- Classification: Division I
- Season: 2013–14
- Teams: 8
- Site: Walter Pyramid Honda Center Long Beach, CA Anaheim, California
- Champions: Cal State Northridge (1st title)
- Winning coach: Jason Flowers (1st title)
- Television: ESPN3 FS PRIME/FCS Pacific

= 2014 Big West Conference women's basketball tournament =

The 2014 Big West Conference women's basketball tournament took place March 11–15, 2014. The first two rounds took place at Walter Pyramid while the semifinals and championship were at the Honda Center in Anaheim, California.
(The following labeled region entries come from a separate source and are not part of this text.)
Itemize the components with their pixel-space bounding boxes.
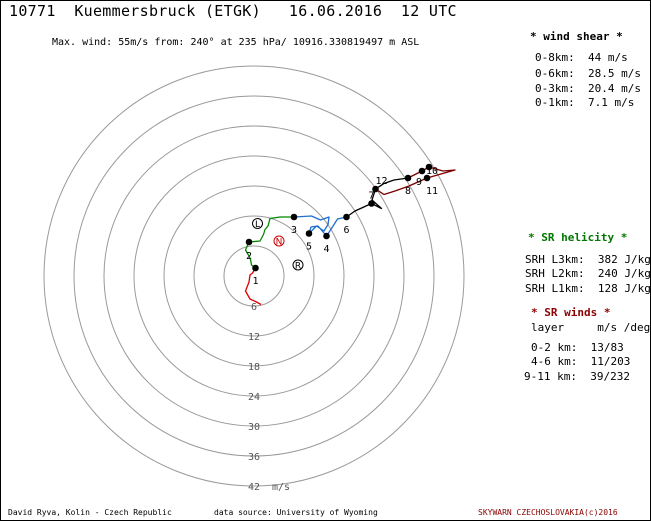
height-marker-dot <box>418 167 426 175</box>
speed-ring <box>133 155 375 397</box>
sr-helicity-row: SRH L3km: 382 J/kg <box>525 253 651 266</box>
storm-motion-r-circle <box>292 259 304 271</box>
height-marker-label: 7 <box>368 191 374 202</box>
ring-label: 24 <box>248 392 260 403</box>
storm-motion-l-label: L <box>255 220 260 230</box>
hodograph-segment-3-6km <box>293 215 347 237</box>
footer-data-source: data source: University of Wyoming <box>214 508 378 517</box>
wind-shear-row: 0-6km: 28.5 m/s <box>535 67 641 80</box>
sr-winds-heading: * SR winds * <box>531 306 611 319</box>
chart-title: 10771 Kuemmersbruck (ETGK) 16.06.2016 12… <box>9 2 457 20</box>
speed-ring <box>73 95 435 457</box>
height-marker-dot <box>245 238 253 246</box>
storm-motion-n-circle <box>273 235 285 247</box>
height-marker-dot <box>423 174 431 182</box>
ring-label: 42 <box>248 482 260 493</box>
ring-label: 30 <box>248 422 260 433</box>
wind-shear-row: 0-1km: 7.1 m/s <box>535 96 635 109</box>
hodograph-segment-0-1km <box>244 267 262 306</box>
height-marker-dot <box>368 200 375 207</box>
height-marker-dot <box>305 230 313 237</box>
speed-ring <box>223 245 285 307</box>
sr-winds-row: 9-11 km: 39/232 <box>524 370 630 383</box>
height-marker-label: 3 <box>291 225 297 236</box>
height-marker-dot <box>323 232 330 240</box>
speed-unit-label: m/s <box>272 482 290 493</box>
height-marker-dot <box>425 163 433 171</box>
storm-motion-l-circle <box>252 218 263 229</box>
sr-helicity-row: SRH L2km: 240 J/kg <box>525 267 651 280</box>
sr-helicity-heading: * SR helicity * <box>528 231 628 244</box>
speed-rings <box>43 65 465 487</box>
height-marker-label: 11 <box>426 186 438 197</box>
speed-ring <box>103 125 405 427</box>
height-marker-label: 12 <box>375 176 387 187</box>
sr-helicity-row: SRH L1km: 128 J/kg <box>525 282 651 295</box>
height-marker-dot <box>290 213 298 221</box>
wind-shear-row: 0-8km: 44 m/s <box>535 51 628 64</box>
height-marker-dot <box>404 174 412 182</box>
ring-label: 12 <box>248 332 260 343</box>
hodograph-segment-9-12km <box>375 166 456 196</box>
height-marker-dot <box>343 213 350 221</box>
wind-shear-heading: * wind shear * <box>530 30 623 43</box>
storm-motion-markers: L N R <box>252 218 304 272</box>
storm-motion-n-label: N <box>276 238 283 248</box>
ring-label: 18 <box>248 362 260 373</box>
height-marker-label: 9 <box>416 177 422 188</box>
ring-label: 36 <box>248 452 260 463</box>
hodograph-segment-6-9km <box>346 177 409 218</box>
ring-labels: 6 12 18 24 30 36 42 m/s <box>248 302 290 493</box>
height-marker-dot <box>252 264 259 272</box>
storm-motion-r-label: R <box>295 262 301 272</box>
height-marker-label: 6 <box>343 225 349 236</box>
ring-label: 6 <box>251 302 257 313</box>
sr-winds-row: 0-2 km: 13/83 <box>531 341 624 354</box>
height-marker-label: 5 <box>306 242 312 253</box>
height-marker-label: 1 <box>252 276 258 287</box>
hodograph-segment-1-3km <box>244 216 294 269</box>
height-marker-label: 2 <box>246 251 252 262</box>
footer-copyright: SKYWARN CZECHOSLOVAKIA(c)2016 <box>478 508 618 517</box>
wind-shear-row: 0-3km: 20.4 m/s <box>535 82 641 95</box>
hodograph-trace <box>244 166 456 306</box>
height-marker-label: 4 <box>323 244 329 255</box>
speed-ring <box>43 65 465 487</box>
height-marker-label: 8 <box>405 186 411 197</box>
speed-ring <box>163 185 345 367</box>
speed-ring <box>193 215 315 337</box>
height-marker-label: 10 <box>426 166 438 177</box>
max-wind-subtitle: Max. wind: 55m/s from: 240° at 235 hPa/ … <box>52 37 420 48</box>
sr-winds-row: 4-6 km: 11/203 <box>531 355 631 368</box>
sr-winds-column-header: layer m/s /deg <box>531 321 651 334</box>
footer-author: David Ryva, Kolin - Czech Republic <box>8 508 172 517</box>
height-marker-dot <box>372 185 379 193</box>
The winner of the tournament received the conference's automatic bid to the 2014 NCAA Women's Division I Basketball Tournament.

==Format==
The top eight teams qualified for the 2014 Big West tournament. Seeds 1 & 2 received a double-bye while seeds 3 and 4 receive a single bye. The first round featured 5 vs. 8 and 6 vs. 7. The lowest remaining seed moved on to play seed 3 in the quarterfinals while the other winner moved on to play seed 4 in the quarterfinals. The lowest remaining seed from the quarterfinals moved on to play seed 1 in the semifinals while the other remaining seed played seed 2 in the semifinals.